The fourth movement of the five-part “Glorious Mahalia” is the culmination of that idea. As a recording of Jackson singing “Sometime I Feel Like a Motherless Child” along with her accompanist Mildred Falls plays, the quartet provides its own additions: plucked notes that mimic Falls’ short piano chords, counter-melodies that slide along like Jackson’s own expressive phrases, bluesy riffs between lines. 

Learn more about Mahalia Jackson and gospel music’s roots in Chicago in our documentary and companion website for Chicago Stories: The Birth of Gospel.

The recording of Jackson comes from a 1957 concert in Chicago, where she lived for much of her life and helped popularize the gospel music that originated here. The recording is in the Studs Terkel Radio Archive, which includes conversations Terkel had for his Chicago radio show that was broadcast on WTTW’s sister station WFMT for 45 years. (Many of the Terkel programs have been digitized and are available to stream.)

Terkel had been friends with Jackson since the 1940s, and hosted her numerous times on his show, including for a conversation in 1963 before a “freedom rally” at McCormick Place that included Jackson and her friend Martin Luther King, Jr., among other dignitaries of the civil rights movement. Garrop includes portions of this interview throughout the rest of “Glorious Mahalia.”

In the piece, as Jackson tells Terkel about the difficulty of adhering to nonviolent protest in the face of everyday racism, the strings become dissonant and agitated around her. “When there’s no more words to say, they moan and they groan,” Jackson says of the singing of spirituals like “Hold On,” which she hums and sings bits of in the first movement of the piece. Kronos slides between pitches in their own moans and groans, bringing back the “Hold On” motive at the end of the pained third movement before Jackson says, “The groan comes out of my soul for deliverance,” signaling a quiet turn towards hope in the piece.

“I don’t want to hate. I want to love,” Jackson says in the final movement, which follows “Motherless Child” with hymn-like music and talk of the future, the promised land, and working for it together. 

Kronos had themselves been on Terkel’s show early in their career, so Harrington “was aware of his beautiful ability to elicit the best thoughts,” even though Harrington was nervous to speak on live radio. “It was what he said and what he asked, but also the way he looked right into my eyes,” he says. 

Harrington wanted to spotlight the public friendship between the Black Jackson and the white Terkel during a time when such a friendship was uncommon. And he also wanted to celebrate the relationship between Jackson and Martin Luther King, Jr., since Jackson played a prominent role in the civil rights movement – including in King’s iconic “I Have a Dream” speech at the Lincoln Memorial during the March on Washington. On that historic day in 1963, Jackson performed – in the same location where Marian Anderson had sung after being refused the use of a venue due to her race 24 years earlier – before King stepped up to the podium to deliver a speech drafted by his lawyer Clarence B. Jones. 

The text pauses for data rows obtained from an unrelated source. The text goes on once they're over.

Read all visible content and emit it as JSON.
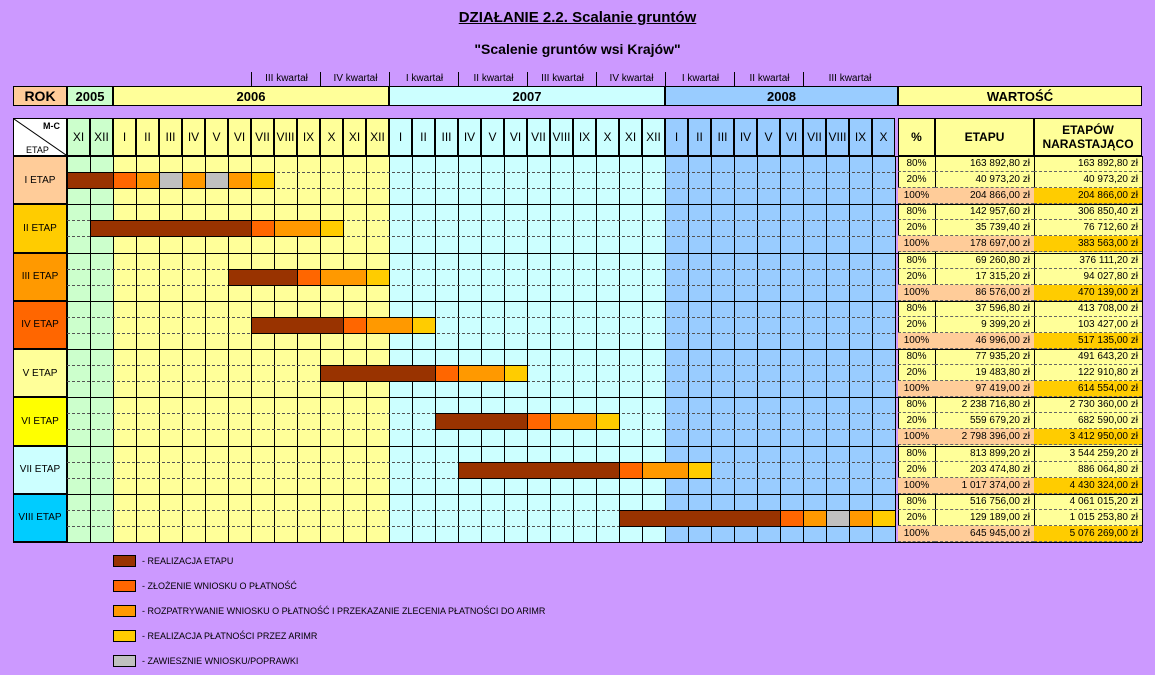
{
  "title": "DZIAŁANIE 2.2. Scalanie gruntów",
  "subtitle": "\"Scalenie gruntów wsi Krajów\"",
  "quarters": [
    "III kwartał",
    "IV kwartał",
    "I kwartał",
    "II kwartał",
    "III kwartał",
    "IV kwartał",
    "I kwartał",
    "II kwartał",
    "III kwartał"
  ],
  "header": {
    "rok": "ROK",
    "years": [
      "2005",
      "2006",
      "2007",
      "2008"
    ],
    "wartosc": "WARTOŚĆ",
    "mc": "M-C",
    "etap": "ETAP",
    "pct": "%",
    "etapu": "ETAPU",
    "etapow": "ETAPÓW NARASTAJĄCO"
  },
  "months": [
    "XI",
    "XII",
    "I",
    "II",
    "III",
    "IV",
    "V",
    "VI",
    "VII",
    "VIII",
    "IX",
    "X",
    "XI",
    "XII",
    "I",
    "II",
    "III",
    "IV",
    "V",
    "VI",
    "VII",
    "VIII",
    "IX",
    "X",
    "XI",
    "XII",
    "I",
    "II",
    "III",
    "IV",
    "V",
    "VI",
    "VII",
    "VIII",
    "IX",
    "X"
  ],
  "colors": {
    "realizacja": "#993300",
    "zlozenie": "#FF6600",
    "rozpatrywanie": "#FF9900",
    "platnosc": "#FFCC00",
    "zawieszenie": "#C0C0C0"
  },
  "stages": [
    {
      "label": "I ETAP",
      "color": "#FFCC99",
      "rows": [
        {
          "pct": "80%",
          "etapu": "163 892,80 zł",
          "narast": "163 892,80 zł"
        },
        {
          "pct": "20%",
          "etapu": "40 973,20 zł",
          "narast": "40 973,20 zł"
        },
        {
          "pct": "100%",
          "etapu": "204 866,00 zł",
          "narast": "204 866,00 zł"
        }
      ],
      "bars": [
        [
          "realizacja",
          0,
          2
        ],
        [
          "zlozenie",
          2,
          1
        ],
        [
          "rozpatrywanie",
          3,
          1
        ],
        [
          "zawieszenie",
          4,
          1
        ],
        [
          "rozpatrywanie",
          5,
          1
        ],
        [
          "zawieszenie",
          6,
          1
        ],
        [
          "rozpatrywanie",
          7,
          1
        ],
        [
          "platnosc",
          8,
          1
        ]
      ]
    },
    {
      "label": "II ETAP",
      "color": "#FFCC00",
      "rows": [
        {
          "pct": "80%",
          "etapu": "142 957,60 zł",
          "narast": "306 850,40 zł"
        },
        {
          "pct": "20%",
          "etapu": "35 739,40 zł",
          "narast": "76 712,60 zł"
        },
        {
          "pct": "100%",
          "etapu": "178 697,00 zł",
          "narast": "383 563,00 zł"
        }
      ],
      "bars": [
        [
          "realizacja",
          1,
          7
        ],
        [
          "zlozenie",
          8,
          1
        ],
        [
          "rozpatrywanie",
          9,
          2
        ],
        [
          "platnosc",
          11,
          1
        ]
      ]
    },
    {
      "label": "III ETAP",
      "color": "#FF9900",
      "rows": [
        {
          "pct": "80%",
          "etapu": "69 260,80 zł",
          "narast": "376 111,20 zł"
        },
        {
          "pct": "20%",
          "etapu": "17 315,20 zł",
          "narast": "94 027,80 zł"
        },
        {
          "pct": "100%",
          "etapu": "86 576,00 zł",
          "narast": "470 139,00 zł"
        }
      ],
      "bars": [
        [
          "realizacja",
          7,
          3
        ],
        [
          "zlozenie",
          10,
          1
        ],
        [
          "rozpatrywanie",
          11,
          2
        ],
        [
          "platnosc",
          13,
          1
        ]
      ]
    },
    {
      "label": "IV ETAP",
      "color": "#FF6600",
      "rows": [
        {
          "pct": "80%",
          "etapu": "37 596,80 zł",
          "narast": "413 708,00 zł"
        },
        {
          "pct": "20%",
          "etapu": "9 399,20 zł",
          "narast": "103 427,00 zł"
        },
        {
          "pct": "100%",
          "etapu": "46 996,00 zł",
          "narast": "517 135,00 zł"
        }
      ],
      "bars": [
        [
          "realizacja",
          8,
          4
        ],
        [
          "zlozenie",
          12,
          1
        ],
        [
          "rozpatrywanie",
          13,
          2
        ],
        [
          "platnosc",
          15,
          1
        ]
      ]
    },
    {
      "label": "V ETAP",
      "color": "#FFFF99",
      "rows": [
        {
          "pct": "80%",
          "etapu": "77 935,20 zł",
          "narast": "491 643,20 zł"
        },
        {
          "pct": "20%",
          "etapu": "19 483,80 zł",
          "narast": "122 910,80 zł"
        },
        {
          "pct": "100%",
          "etapu": "97 419,00 zł",
          "narast": "614 554,00 zł"
        }
      ],
      "bars": [
        [
          "realizacja",
          11,
          5
        ],
        [
          "zlozenie",
          16,
          1
        ],
        [
          "rozpatrywanie",
          17,
          2
        ],
        [
          "platnosc",
          19,
          1
        ]
      ]
    },
    {
      "label": "VI ETAP",
      "color": "#FFFF00",
      "rows": [
        {
          "pct": "80%",
          "etapu": "2 238 716,80 zł",
          "narast": "2 730 360,00 zł"
        },
        {
          "pct": "20%",
          "etapu": "559 679,20 zł",
          "narast": "682 590,00 zł"
        },
        {
          "pct": "100%",
          "etapu": "2 798 396,00 zł",
          "narast": "3 412 950,00 zł"
        }
      ],
      "bars": [
        [
          "realizacja",
          16,
          4
        ],
        [
          "zlozenie",
          20,
          1
        ],
        [
          "rozpatrywanie",
          21,
          2
        ],
        [
          "platnosc",
          23,
          1
        ]
      ]
    },
    {
      "label": "VII ETAP",
      "color": "#CCFFFF",
      "rows": [
        {
          "pct": "80%",
          "etapu": "813 899,20 zł",
          "narast": "3 544 259,20 zł"
        },
        {
          "pct": "20%",
          "etapu": "203 474,80 zł",
          "narast": "886 064,80 zł"
        },
        {
          "pct": "100%",
          "etapu": "1 017 374,00 zł",
          "narast": "4 430 324,00 zł"
        }
      ],
      "bars": [
        [
          "realizacja",
          17,
          7
        ],
        [
          "zlozenie",
          24,
          1
        ],
        [
          "rozpatrywanie",
          25,
          2
        ],
        [
          "platnosc",
          27,
          1
        ]
      ]
    },
    {
      "label": "VIII ETAP",
      "color": "#00CCFF",
      "rows": [
        {
          "pct": "80%",
          "etapu": "516 756,00 zł",
          "narast": "4 061 015,20 zł"
        },
        {
          "pct": "20%",
          "etapu": "129 189,00 zł",
          "narast": "1 015 253,80 zł"
        },
        {
          "pct": "100%",
          "etapu": "645 945,00 zł",
          "narast": "5 076 269,00 zł"
        }
      ],
      "bars": [
        [
          "realizacja",
          24,
          7
        ],
        [
          "zlozenie",
          31,
          1
        ],
        [
          "rozpatrywanie",
          32,
          1
        ],
        [
          "zawieszenie",
          33,
          1
        ],
        [
          "rozpatrywanie",
          34,
          1
        ],
        [
          "platnosc",
          35,
          1
        ]
      ]
    }
  ],
  "legend": [
    {
      "key": "realizacja",
      "label": "- REALIZACJA ETAPU"
    },
    {
      "key": "zlozenie",
      "label": "- ZŁOŻENIE WNIOSKU O PŁATNOŚĆ"
    },
    {
      "key": "rozpatrywanie",
      "label": "- ROZPATRYWANIE WNIOSKU O PŁATNOŚĆ I PRZEKAZANIE ZLECENIA PŁATNOŚCI DO ARIMR"
    },
    {
      "key": "platnosc",
      "label": "- REALIZACJA PŁATNOŚCI PRZEZ ARIMR"
    },
    {
      "key": "zawieszenie",
      "label": "- ZAWIESZNIE WNIOSKU/POPRAWKI"
    }
  ]
}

“Tell them about the dream, Martin!” Jackson shouted as he spoke. King closed his notebook and delivered one of the most famous speeches of all time. Jones and that speech, in addition to King’s famous “Letter from Birmingham Jail,” which Jones spirited out of the jail, are the subject of the third composition on Glorious Mahalia, “Peace Be Till” by Zachary James Watkins, which incorporates an interview with Jones. (Terkel interviewed King about the “I Have a Dream” speech at Jackson’s home in Chicago.)

“It felt to me like there was plenty of material to make something that could celebrate the power of Mahalia Jackson, both as a musician, but also as a friend,” Harrington says. When King was depressed, he would call Jackson on the phone and have her sing to him, according to Jones. “For anybody that has listened to Mahalia Jackson to imagine that – having her voice piped right into your brain – is back-chilling,” says Harrington.

He was inspired not just by Jackson’s musicality but also her modeling of what a musician could be in the broader social world, he says. “We can contribute to our society and the larger visions of what the world can become if we work at it.”